À peine libérés, déjà en plein collage !

o Philippe – En appel, en revanche, nous avons été relaxés tous les deux, tandis que notre camarade n'était condamné qu'à du sursis. Nos avocats avaient réclamé que nous soient versés deux mois de salaire, ainsi qu'une indemnité morale. Nous n'avons obtenu que les deux mois de salaire, ce qui n'est pas si mal, car les condamnés relaxés en appel sont peu indemnisés.

o Ce séjour dans les geôles de la République a-t-il bouleversé votre existence ?

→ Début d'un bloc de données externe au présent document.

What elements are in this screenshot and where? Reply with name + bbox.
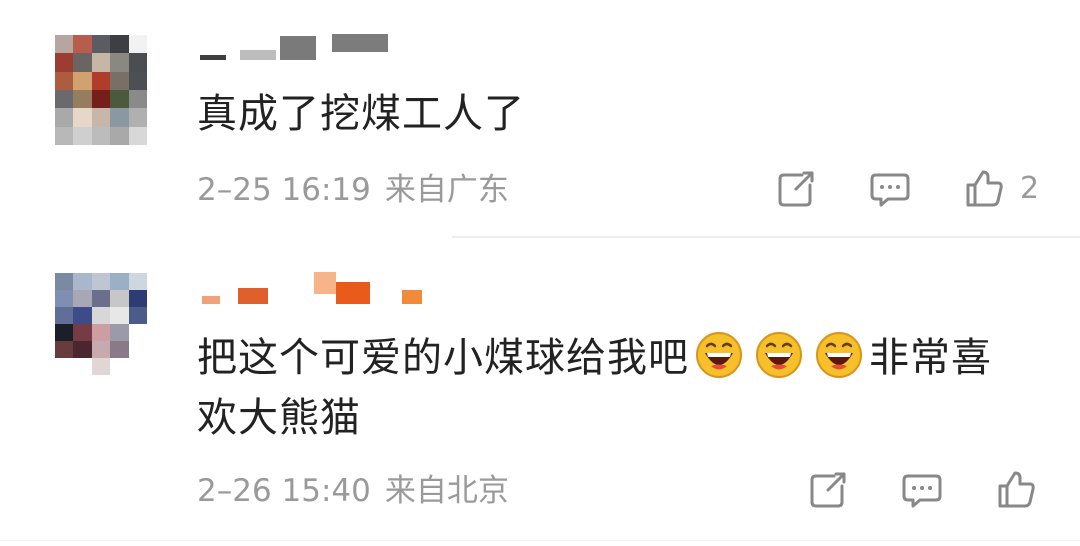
- username[interactable]: [198, 34, 398, 60]
- avatar[interactable]: [55, 273, 147, 375]
- avatar[interactable]: [55, 35, 147, 145]
- divider: [0, 540, 1080, 541]
- comment-text-part: 非常喜: [869, 335, 992, 381]
- username-blur: [314, 272, 336, 294]
- comment-text-part: 欢大熊猫: [197, 395, 361, 441]
- share-icon: [778, 171, 814, 207]
- grinning-face-emoji: [756, 332, 802, 378]
- grinning-face-emoji: [696, 332, 742, 378]
- thumbs-up-icon: [966, 170, 1003, 207]
- comment-actions: 2: [0, 167, 1080, 217]
- comment-button[interactable]: [900, 468, 944, 512]
- comment-text: 真成了挖煤工人了: [197, 91, 525, 137]
- comment-button[interactable]: [868, 167, 912, 211]
- like-count: 2: [1020, 171, 1040, 206]
- thumbs-up-icon: [998, 471, 1035, 508]
- username-blur: [200, 55, 226, 60]
- like-button[interactable]: [962, 167, 1006, 211]
- username-blur: [332, 34, 388, 52]
- username-blur: [240, 50, 276, 60]
- comment-icon: [870, 173, 910, 207]
- username-blur: [238, 288, 268, 304]
- share-button[interactable]: [774, 167, 818, 211]
- comment-text: 把这个可爱的小煤球给我吧 非常喜欢大熊猫: [197, 328, 992, 448]
- comment-item: 把这个可爱的小煤球给我吧 非常喜 欢大熊猫 2–26 15:40 来自北京: [0, 238, 1080, 540]
- share-icon: [810, 472, 846, 508]
- username[interactable]: [198, 272, 422, 304]
- comment-item: 真成了挖煤工人了 2–25 16:19 来自广东 2: [0, 0, 1080, 236]
- comment-text-part: 把这个可爱的小煤球给我吧: [197, 335, 689, 381]
- username-blur: [336, 282, 370, 304]
- like-button[interactable]: [994, 468, 1038, 512]
- comment-actions: [0, 468, 1080, 518]
- username-blur: [402, 290, 422, 304]
- share-button[interactable]: [806, 468, 850, 512]
- username-blur: [202, 296, 220, 304]
- comment-icon: [902, 474, 942, 508]
- grinning-face-emoji: [816, 332, 862, 378]
- username-blur: [280, 36, 316, 60]
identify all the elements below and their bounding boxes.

o Giovanni – Cela nous a fait comprendre la vie carcérale et les problèmes rencontrés en prison. J'y repense chaque fois que je vois un reportage sur le sujet. Mais voici une anecdote : j'avais un collègue de la cellule d'à-côté à qui je filais L'Équipe au moment des repas – le seul moment où les portes sont ouvertes. Je l'ai revu peut-être deux mois après ma libération... alors que collais à Asnières ! Ce séjour en prison ne nous a pas empêchés non plus de participer à la "Jeanne interdite" de 1991. La fête de Jeanne d'Arc est un symbole fort, associé à un grand moment de l'histoire de l'Action française... Nous nous sommes fait arrêter tous les deux le matin, alors que l'AF tentait de déployer une banderole place des Pyramides.

o Philippe – J'ai pris des coups de matraque. Mais la garde à vue, c'était sympa. Il faisait un temps splendide. On s'est retrouvés une cinquantaine détenus dans une cour, où j'ai pu caché une petite bombe lacrymogène – c'était d'ailleurs la première fois que j'en portais une sur moi !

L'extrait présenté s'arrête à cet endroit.